何もないとは過言ではないか。いや、過言ではない。何しろこの部屋はドアも物も窓もなく、そこにある物は服を着た人。ただ、物というわけではないが壁に書かれた文字は唯一この部屋で目立っていた。
『どちらかが相手の一部を食べないと(飲み下すこと)出られない部屋』
と書かれていた。
はじめにそれを見たのは二人のうち男性のほうだった。彼はその壁を何も言わずに蹴る。その音で女性が目を覚ます。彼女は起きてすぐ壁を見たがそれには気を止めずにあたりを見渡す。
「おい、古川。
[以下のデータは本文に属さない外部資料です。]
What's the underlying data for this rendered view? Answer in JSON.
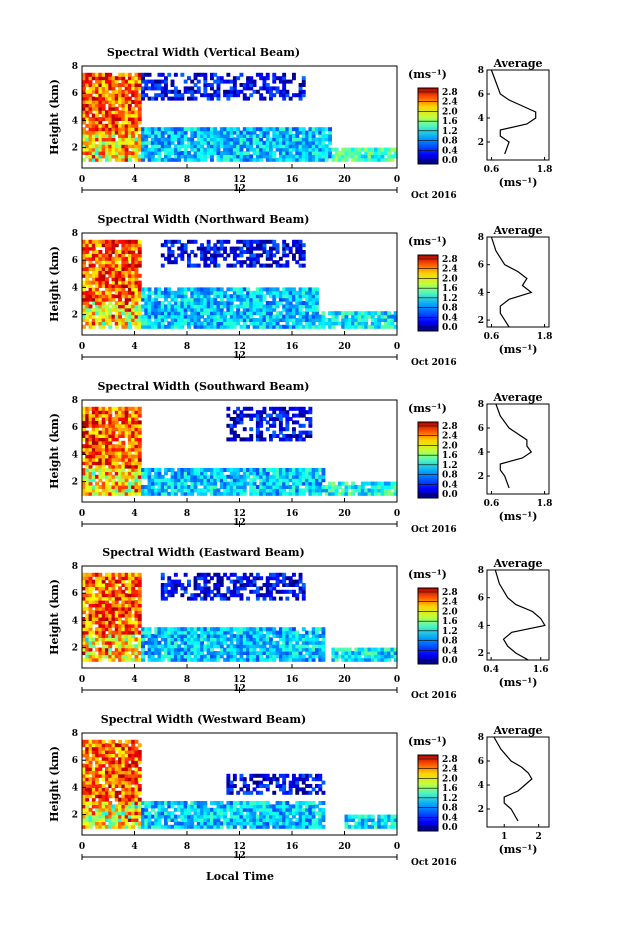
{
  "figure": {
    "xlabel": "Local Time",
    "date_label": "Oct 2016",
    "day_label": "12",
    "unit_label": "(ms⁻¹)",
    "avg_title": "Average",
    "avg_xlabel": "(ms⁻¹)",
    "colorbar_ticks": [
      "0.0",
      "0.4",
      "0.8",
      "1.2",
      "1.6",
      "2.0",
      "2.4",
      "2.8"
    ]
  },
  "chart_data": [
    {
      "type": "heatmap",
      "title": "Spectral Width (Vertical Beam)",
      "ylabel": "Height (km)",
      "xlabel": "",
      "x_ticks": [
        "0",
        "4",
        "8",
        "12",
        "16",
        "20",
        "0"
      ],
      "y_ticks": [
        "2",
        "4",
        "6",
        "8"
      ],
      "xlim": [
        0,
        24
      ],
      "ylim": [
        0.5,
        8
      ],
      "colorbar": {
        "label": "(ms⁻¹)",
        "range": [
          0.0,
          2.8
        ]
      },
      "regions": [
        {
          "t": [
            0,
            4.5
          ],
          "h": [
            1.0,
            7.5
          ],
          "value": 2.2
        },
        {
          "t": [
            4.5,
            19
          ],
          "h": [
            1.0,
            3.5
          ],
          "value": 0.9
        },
        {
          "t": [
            4.5,
            17
          ],
          "h": [
            5.5,
            7.5
          ],
          "value": 0.3
        },
        {
          "t": [
            19,
            24
          ],
          "h": [
            1.0,
            2.0
          ],
          "value": 1.2
        }
      ],
      "average": {
        "title": "Average",
        "xlabel": "(ms⁻¹)",
        "x_ticks": [
          "0.6",
          "1.8"
        ],
        "xlim": [
          0.5,
          1.9
        ],
        "y_ticks": [
          "2",
          "4",
          "6",
          "8"
        ],
        "ylim": [
          0.5,
          8
        ],
        "height": [
          1.0,
          2.0,
          2.5,
          3.0,
          3.5,
          4.0,
          4.5,
          5.0,
          5.5,
          6.0,
          7.0,
          8.0
        ],
        "width": [
          0.9,
          1.0,
          0.8,
          0.8,
          1.4,
          1.6,
          1.6,
          1.3,
          1.0,
          0.8,
          0.7,
          0.6
        ]
      }
    },
    {
      "type": "heatmap",
      "title": "Spectral Width (Northward Beam)",
      "ylabel": "Height (km)",
      "xlabel": "",
      "x_ticks": [
        "0",
        "4",
        "8",
        "12",
        "16",
        "20",
        "0"
      ],
      "y_ticks": [
        "2",
        "4",
        "6",
        "8"
      ],
      "xlim": [
        0,
        24
      ],
      "ylim": [
        0.5,
        8
      ],
      "colorbar": {
        "label": "(ms⁻¹)",
        "range": [
          0.0,
          2.8
        ]
      },
      "regions": [
        {
          "t": [
            0,
            4.5
          ],
          "h": [
            1.0,
            7.5
          ],
          "value": 2.2
        },
        {
          "t": [
            4.5,
            18
          ],
          "h": [
            1.0,
            3.8
          ],
          "value": 0.9
        },
        {
          "t": [
            6,
            17
          ],
          "h": [
            5.5,
            7.5
          ],
          "value": 0.3
        },
        {
          "t": [
            18,
            24
          ],
          "h": [
            1.0,
            2.2
          ],
          "value": 1.0
        }
      ],
      "average": {
        "title": "Average",
        "xlabel": "(ms⁻¹)",
        "x_ticks": [
          "0.6",
          "1.8"
        ],
        "xlim": [
          0.5,
          1.9
        ],
        "y_ticks": [
          "2",
          "4",
          "6",
          "8"
        ],
        "ylim": [
          1.5,
          8
        ],
        "height": [
          1.5,
          2.0,
          2.5,
          3.0,
          3.5,
          4.0,
          4.5,
          5.0,
          5.5,
          6.0,
          7.0,
          8.0
        ],
        "width": [
          1.0,
          0.9,
          0.8,
          0.8,
          1.0,
          1.5,
          1.3,
          1.4,
          1.2,
          0.9,
          0.7,
          0.6
        ]
      }
    },
    {
      "type": "heatmap",
      "title": "Spectral Width (Southward Beam)",
      "ylabel": "Height (km)",
      "xlabel": "",
      "x_ticks": [
        "0",
        "4",
        "8",
        "12",
        "16",
        "20",
        "0"
      ],
      "y_ticks": [
        "2",
        "4",
        "6",
        "8"
      ],
      "xlim": [
        0,
        24
      ],
      "ylim": [
        0.5,
        8
      ],
      "colorbar": {
        "label": "(ms⁻¹)",
        "range": [
          0.0,
          2.8
        ]
      },
      "regions": [
        {
          "t": [
            0,
            4.5
          ],
          "h": [
            1.0,
            7.5
          ],
          "value": 2.2
        },
        {
          "t": [
            4.5,
            18.5
          ],
          "h": [
            1.0,
            3.0
          ],
          "value": 0.9
        },
        {
          "t": [
            11,
            17.5
          ],
          "h": [
            5.0,
            7.5
          ],
          "value": 0.3
        },
        {
          "t": [
            18.5,
            24
          ],
          "h": [
            1.0,
            2.0
          ],
          "value": 1.1
        }
      ],
      "average": {
        "title": "Average",
        "xlabel": "(ms⁻¹)",
        "x_ticks": [
          "0.6",
          "1.8"
        ],
        "xlim": [
          0.5,
          1.9
        ],
        "y_ticks": [
          "2",
          "4",
          "6",
          "8"
        ],
        "ylim": [
          0.5,
          8
        ],
        "height": [
          1.0,
          2.0,
          2.5,
          3.0,
          3.5,
          4.0,
          4.5,
          5.0,
          5.5,
          6.0,
          7.0,
          8.0
        ],
        "width": [
          1.0,
          0.9,
          0.8,
          0.8,
          1.3,
          1.5,
          1.4,
          1.4,
          1.2,
          1.0,
          0.8,
          0.7
        ]
      }
    },
    {
      "type": "heatmap",
      "title": "Spectral Width (Eastward Beam)",
      "ylabel": "Height (km)",
      "xlabel": "",
      "x_ticks": [
        "0",
        "4",
        "8",
        "12",
        "16",
        "20",
        "0"
      ],
      "y_ticks": [
        "2",
        "4",
        "6",
        "8"
      ],
      "xlim": [
        0,
        24
      ],
      "ylim": [
        0.5,
        8
      ],
      "colorbar": {
        "label": "(ms⁻¹)",
        "range": [
          0.0,
          2.8
        ]
      },
      "regions": [
        {
          "t": [
            0,
            4.5
          ],
          "h": [
            1.0,
            7.5
          ],
          "value": 2.2
        },
        {
          "t": [
            4.5,
            18.5
          ],
          "h": [
            1.0,
            3.5
          ],
          "value": 0.9
        },
        {
          "t": [
            6,
            17
          ],
          "h": [
            5.5,
            7.5
          ],
          "value": 0.3
        },
        {
          "t": [
            19,
            24
          ],
          "h": [
            1.0,
            2.0
          ],
          "value": 1.0
        }
      ],
      "average": {
        "title": "Average",
        "xlabel": "(ms⁻¹)",
        "x_ticks": [
          "0.4",
          "1.6"
        ],
        "xlim": [
          0.3,
          1.8
        ],
        "y_ticks": [
          "2",
          "4",
          "6",
          "8"
        ],
        "ylim": [
          1.5,
          8
        ],
        "height": [
          1.5,
          2.0,
          2.5,
          3.0,
          3.5,
          4.0,
          4.5,
          5.0,
          5.5,
          6.0,
          7.0,
          8.0
        ],
        "width": [
          1.3,
          1.0,
          0.8,
          0.7,
          0.9,
          1.7,
          1.6,
          1.4,
          1.0,
          0.8,
          0.6,
          0.5
        ]
      }
    },
    {
      "type": "heatmap",
      "title": "Spectral Width (Westward Beam)",
      "ylabel": "Height (km)",
      "xlabel": "Local Time",
      "x_ticks": [
        "0",
        "4",
        "8",
        "12",
        "16",
        "20",
        "0"
      ],
      "y_ticks": [
        "2",
        "4",
        "6",
        "8"
      ],
      "xlim": [
        0,
        24
      ],
      "ylim": [
        0.5,
        8
      ],
      "colorbar": {
        "label": "(ms⁻¹)",
        "range": [
          0.0,
          2.8
        ]
      },
      "regions": [
        {
          "t": [
            0,
            4.5
          ],
          "h": [
            1.0,
            7.5
          ],
          "value": 2.2
        },
        {
          "t": [
            4.5,
            18.5
          ],
          "h": [
            1.0,
            3.0
          ],
          "value": 0.9
        },
        {
          "t": [
            11,
            18.5
          ],
          "h": [
            3.5,
            5.0
          ],
          "value": 0.3
        },
        {
          "t": [
            20,
            24
          ],
          "h": [
            1.0,
            2.0
          ],
          "value": 1.0
        }
      ],
      "average": {
        "title": "Average",
        "xlabel": "(ms⁻¹)",
        "x_ticks": [
          "1",
          "2"
        ],
        "xlim": [
          0.5,
          2.3
        ],
        "y_ticks": [
          "2",
          "4",
          "6",
          "8"
        ],
        "ylim": [
          0.5,
          8
        ],
        "height": [
          1.0,
          2.0,
          2.5,
          3.0,
          3.5,
          4.0,
          4.5,
          5.0,
          5.5,
          6.0,
          7.0,
          8.0
        ],
        "width": [
          1.4,
          1.2,
          1.0,
          1.0,
          1.4,
          1.6,
          1.8,
          1.7,
          1.5,
          1.2,
          0.9,
          0.7
        ]
      }
    }
  ]
}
これはどういうことだ?」
男性が古川を呼び止めるがそれに気を止めずあたりを見渡す。見渡したところでその部屋には何も無いのだが。部屋の床を叩きながら問いかけに答える。
「ここは最近流行りの出れない部屋というやつですよ」
顔を一切、こちらに合わせようとしない。そのことに男性は気がついた。
「古川、古川さ~ん……瑞砂」
古川は体をビクッと震わせてやっと目線を合わせる。
「あ、えっと、暁くん。何かありました?」
「いや、何っていうか変だろ、お前」
明らかにおかしいというのははじめから分かっていた。こういう時、嫌な思い出が暁の脳裏を巡った。彼女は大抵、明るく振る舞っている。それこそ、先程の一瞬でここが出られない部屋と分かるぐらいには洞察力に長けている。
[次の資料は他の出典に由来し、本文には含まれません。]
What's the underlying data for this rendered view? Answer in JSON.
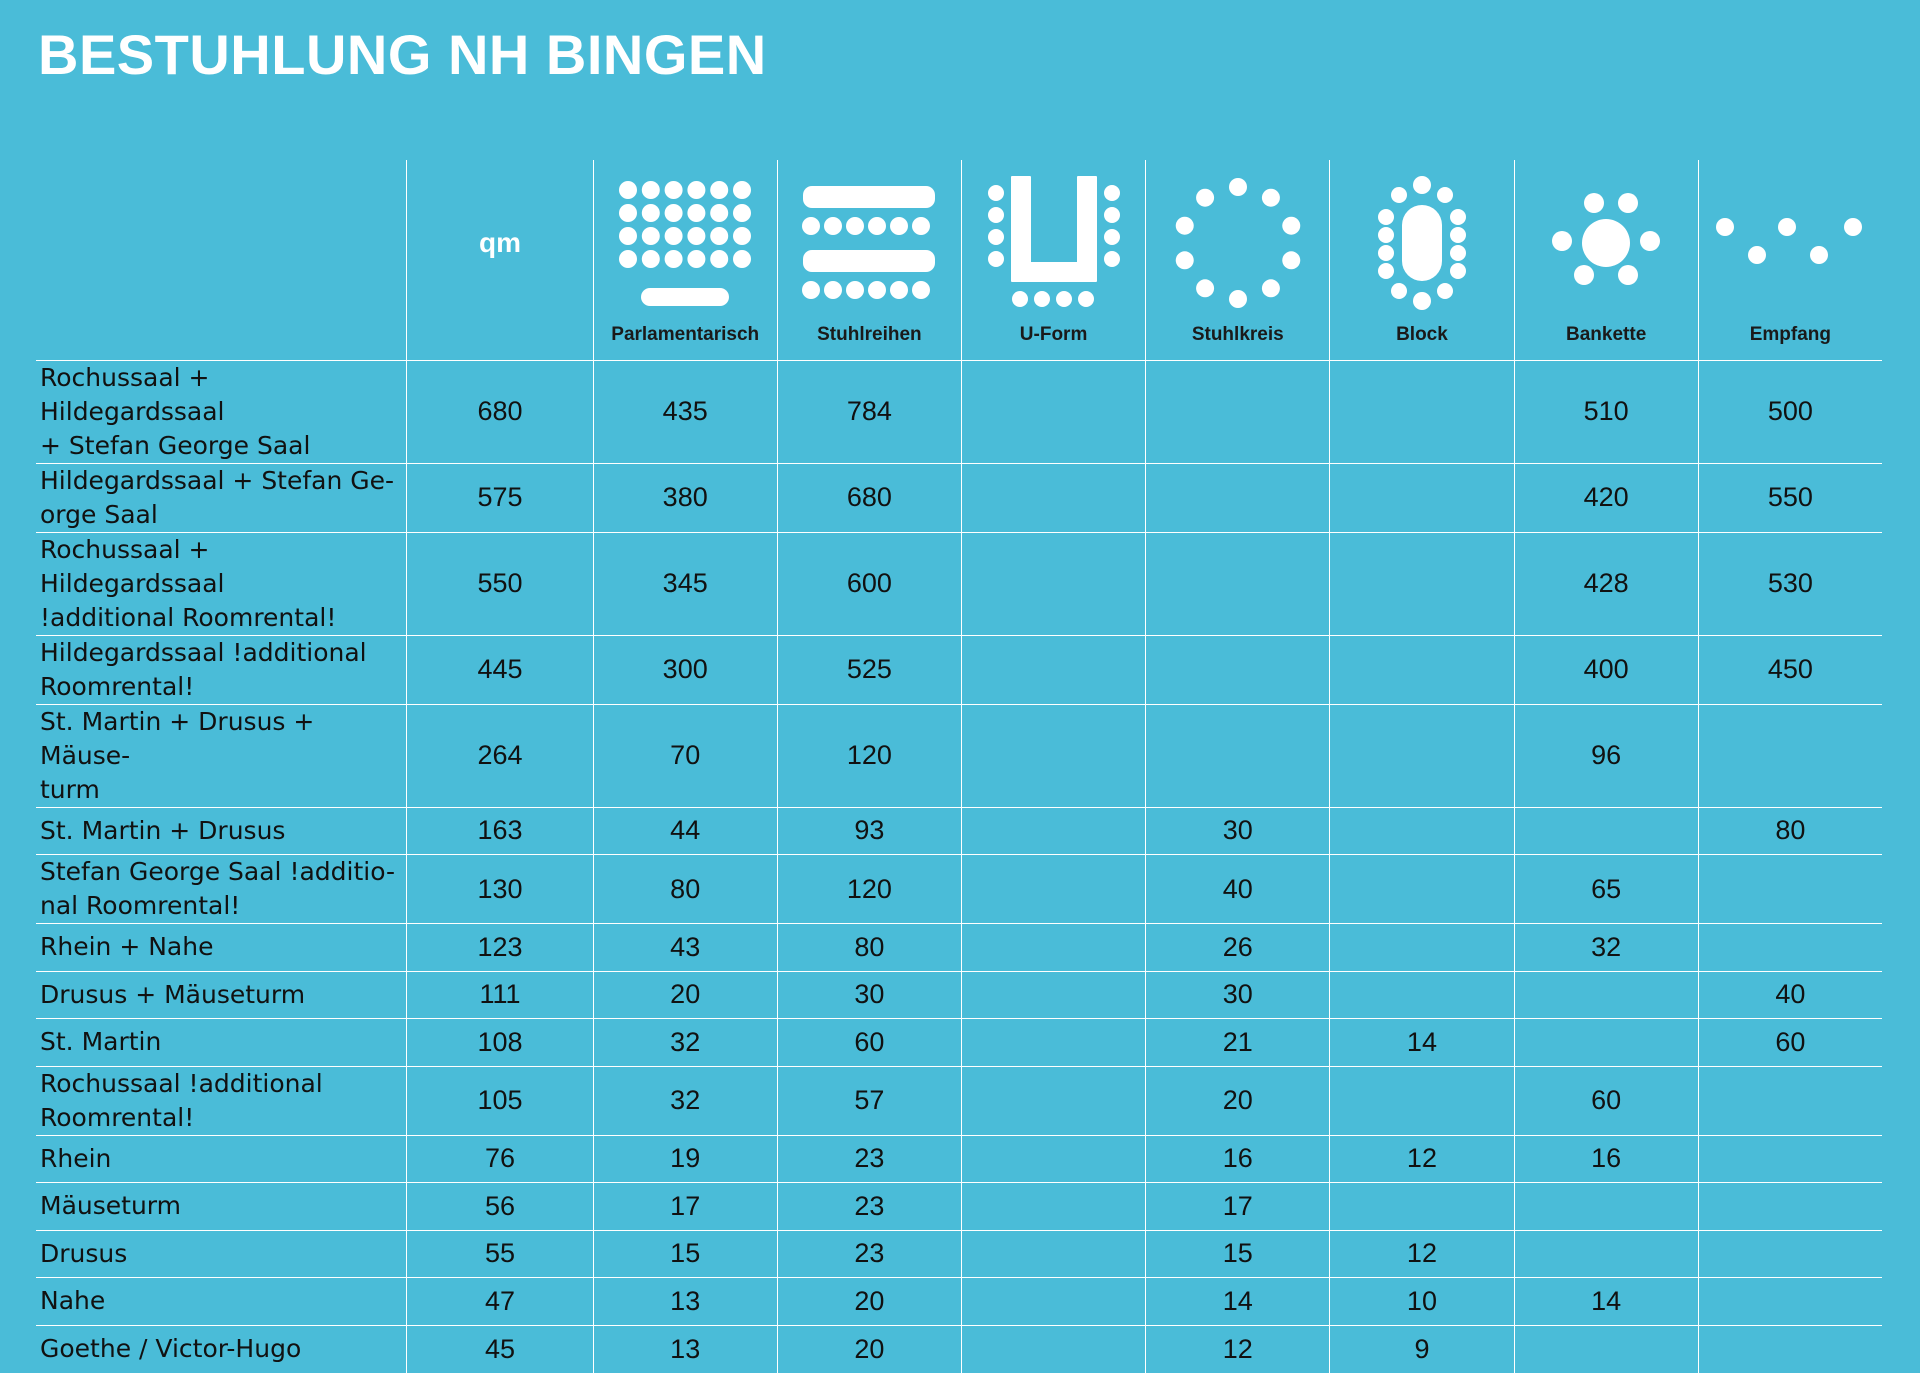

「あ、変ですか? そういう風に見えるならちょっと残念です」
残念で結構だがこの空間から出るにはきっと壁に書かれたことを実行しないとならないだろう。だが、どちらかの一部を。
「暁くん……。どうします?」
座ったままだがこちらを見上げて見てくる。暁はそれを見下ろす形で見る。頭を掻き、舌打ちをする。
「どうするも何も、お前を食べるだのという趣味はねーよ」
また、彼女がビクッと体を震わす。表情は全く変えていないが、何かビビっているようだ。
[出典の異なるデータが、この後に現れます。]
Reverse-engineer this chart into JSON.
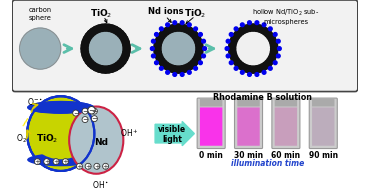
{
  "bg_color": "#ffffff",
  "arrow_color": "#5bbfaa",
  "top_labels_tio2": "TiO$_2$",
  "top_labels_nd": "Nd ions",
  "top_labels_hollow": "hollow Nd/TiO$_2$ sub-\nmicrospheres",
  "top_labels_carbon": "carbon\nsphere",
  "rhodamine_label": "Rhodamine B solution",
  "time_labels": [
    "0 min",
    "30 min",
    "60 min",
    "90 min"
  ],
  "illumination_label": "illumination time",
  "visible_light_label": "visible\nlight",
  "vial_colors": [
    "#ff22ee",
    "#dd66cc",
    "#c899bb",
    "#bbaabb"
  ],
  "sphere_gray": "#9ab0b8",
  "tio2_black": "#111111",
  "nd_blue": "#0000ee",
  "tio2_yellow": "#c8d400",
  "tio2_blue_band": "#1133cc",
  "nd_gray": "#b0c4cc",
  "nd_border": "#cc2244"
}
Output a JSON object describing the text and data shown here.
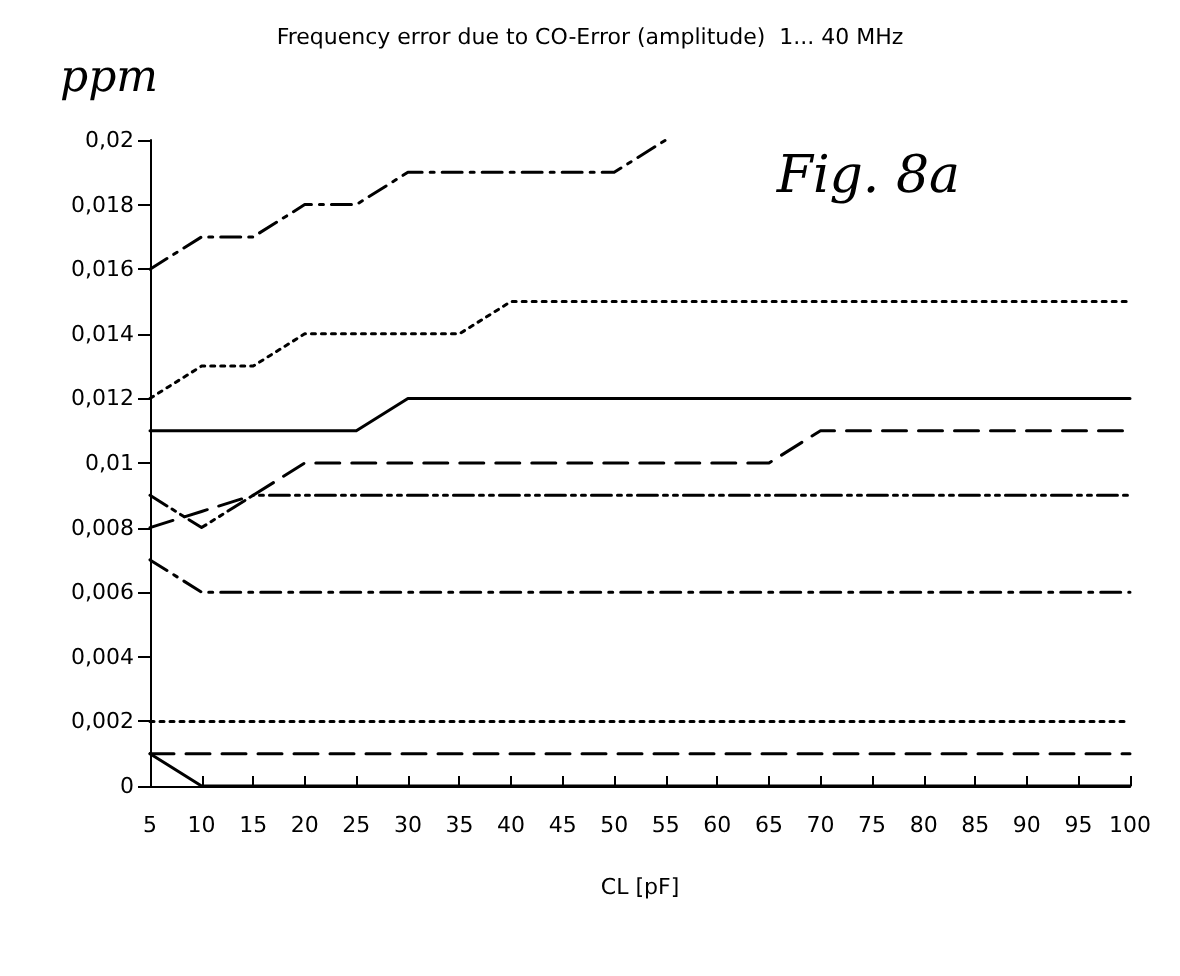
{
  "chart_data": {
    "type": "line",
    "title": "Frequency error due to CO-Error (amplitude)  1... 40 MHz",
    "xlabel": "CL [pF]",
    "ylabel": "ppm",
    "annotations": [
      "Fig. 8a"
    ],
    "x": [
      5,
      10,
      15,
      20,
      25,
      30,
      35,
      40,
      45,
      50,
      55,
      60,
      65,
      70,
      75,
      80,
      85,
      90,
      95,
      100
    ],
    "xlim": [
      5,
      100
    ],
    "xticks": [
      5,
      10,
      15,
      20,
      25,
      30,
      35,
      40,
      45,
      50,
      55,
      60,
      65,
      70,
      75,
      80,
      85,
      90,
      95,
      100
    ],
    "ylim": [
      0,
      0.02
    ],
    "yticks": [
      {
        "value": 0,
        "label": "0"
      },
      {
        "value": 0.002,
        "label": "0,002"
      },
      {
        "value": 0.004,
        "label": "0,004"
      },
      {
        "value": 0.006,
        "label": "0,006"
      },
      {
        "value": 0.008,
        "label": "0,008"
      },
      {
        "value": 0.01,
        "label": "0,01"
      },
      {
        "value": 0.012,
        "label": "0,012"
      },
      {
        "value": 0.014,
        "label": "0,014"
      },
      {
        "value": 0.016,
        "label": "0,016"
      },
      {
        "value": 0.018,
        "label": "0,018"
      },
      {
        "value": 0.02,
        "label": "0,02"
      }
    ],
    "grid": false,
    "marker": "none",
    "series": [
      {
        "color": "#000000",
        "line_style": "dashdot",
        "values": [
          0.016,
          0.017,
          0.017,
          0.018,
          0.018,
          0.019,
          0.019,
          0.019,
          0.019,
          0.019,
          0.02,
          null,
          null,
          null,
          null,
          null,
          null,
          null,
          null,
          null
        ]
      },
      {
        "color": "#000000",
        "line_style": "dotted",
        "values": [
          0.012,
          0.013,
          0.013,
          0.014,
          0.014,
          0.014,
          0.014,
          0.015,
          0.015,
          0.015,
          0.015,
          0.015,
          0.015,
          0.015,
          0.015,
          0.015,
          0.015,
          0.015,
          0.015,
          0.015
        ]
      },
      {
        "color": "#000000",
        "line_style": "solid",
        "values": [
          0.011,
          0.011,
          0.011,
          0.011,
          0.011,
          0.012,
          0.012,
          0.012,
          0.012,
          0.012,
          0.012,
          0.012,
          0.012,
          0.012,
          0.012,
          0.012,
          0.012,
          0.012,
          0.012,
          0.012
        ]
      },
      {
        "color": "#000000",
        "line_style": "dashed",
        "values": [
          0.008,
          0.0085,
          0.009,
          0.01,
          0.01,
          0.01,
          0.01,
          0.01,
          0.01,
          0.01,
          0.01,
          0.01,
          0.01,
          0.011,
          0.011,
          0.011,
          0.011,
          0.011,
          0.011,
          0.011
        ]
      },
      {
        "color": "#000000",
        "line_style": "dashdotdot",
        "values": [
          0.009,
          0.008,
          0.009,
          0.009,
          0.009,
          0.009,
          0.009,
          0.009,
          0.009,
          0.009,
          0.009,
          0.009,
          0.009,
          0.009,
          0.009,
          0.009,
          0.009,
          0.009,
          0.009,
          0.009
        ]
      },
      {
        "color": "#000000",
        "line_style": "dashdot",
        "values": [
          0.007,
          0.006,
          0.006,
          0.006,
          0.006,
          0.006,
          0.006,
          0.006,
          0.006,
          0.006,
          0.006,
          0.006,
          0.006,
          0.006,
          0.006,
          0.006,
          0.006,
          0.006,
          0.006,
          0.006
        ]
      },
      {
        "color": "#000000",
        "line_style": "dotted",
        "values": [
          0.002,
          0.002,
          0.002,
          0.002,
          0.002,
          0.002,
          0.002,
          0.002,
          0.002,
          0.002,
          0.002,
          0.002,
          0.002,
          0.002,
          0.002,
          0.002,
          0.002,
          0.002,
          0.002,
          0.002
        ]
      },
      {
        "color": "#000000",
        "line_style": "dashed",
        "values": [
          0.001,
          0.001,
          0.001,
          0.001,
          0.001,
          0.001,
          0.001,
          0.001,
          0.001,
          0.001,
          0.001,
          0.001,
          0.001,
          0.001,
          0.001,
          0.001,
          0.001,
          0.001,
          0.001,
          0.001
        ]
      },
      {
        "color": "#000000",
        "line_style": "solid",
        "values": [
          0.001,
          0,
          0,
          0,
          0,
          0,
          0,
          0,
          0,
          0,
          0,
          0,
          0,
          0,
          0,
          0,
          0,
          0,
          0,
          0
        ]
      }
    ]
  }
}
「でも、食べないと出れないし……暁くんは困るよね……?」
困らないと言うのは嘘だが、食べるだの食べないだのどこからか聞いたらいやらしくも感じる。
「まぁ、困るな」
古川は少しうつむいたと思ったらこちらを見上げる。何か決意を決めたようだ。
「一部ってさ指とか具体的な部位じゃないと駄目なのかな? 爪とか髪の毛とか皮膚とかじゃないと駄目なのかな?」
食べることには抵抗が無いのかとんでもないことを口から出し始めた。ギョッと顔をしかめる。思わずそういう顔をしてしまう。
「そうだよね……どのみち嫌だよね……」
何かを察したのか先に謝る。暁は慌てて違うと否定するかのように手をふる。
「あ、いや、別に、そういうわけじゃないから。というより、食べることは別に抵抗ないのかよ」
それこそ不思議と言うように首をかしげて古川は暁を見上げる。
「下層よりもっと下の食生活をご存知ですか? 自分はそれよりも酷いものを知っているので別に食べるのは抵抗ないかな」
そう言われても実際に彼女がどういう暮らし方をしていた知らないためどう反応したらいいかわからない。
「暁くん、ちょっとこっちきて。で、しゃがんで」
急にそう言われたが、特に抵抗する気もなく、言われたとおりに従う。
急に腕を引っ張られる。手が柔らかい物に触れる。カチリという音が聞こえたがとくに痛いと感じることは無かった。
部屋が音をたてて変化したのが分かる。
「何をしたんだ」
「実験だよ。ちょっとだけ爪をね」
そういって、顔を合わせる。暁のシャツの裾を古川はつかみ引っ張る。
「暁くん。ごめん。引っ張ってでもいいから外まで連れて行って」
不甲斐ないようにニコニコと古川は笑う。
「やっぱり無理していたんじゃねーか」
仕方なく、暁は彼女を軽々しく持ち上げる。
「無理じゃないですよ。駄目なんですよ、閉じられた空間が」
「へぇ、じゃぁ観覧車とかも嫌い?」
少し意地悪が過ぎたかからかって見ることにした。
「……乗っている間は地獄だよ。嫌な思い出しかないから」
彼女を抱えて部屋から出る。その間、彼女がずっと震えていたがそれについては何も気がついていないふりをした。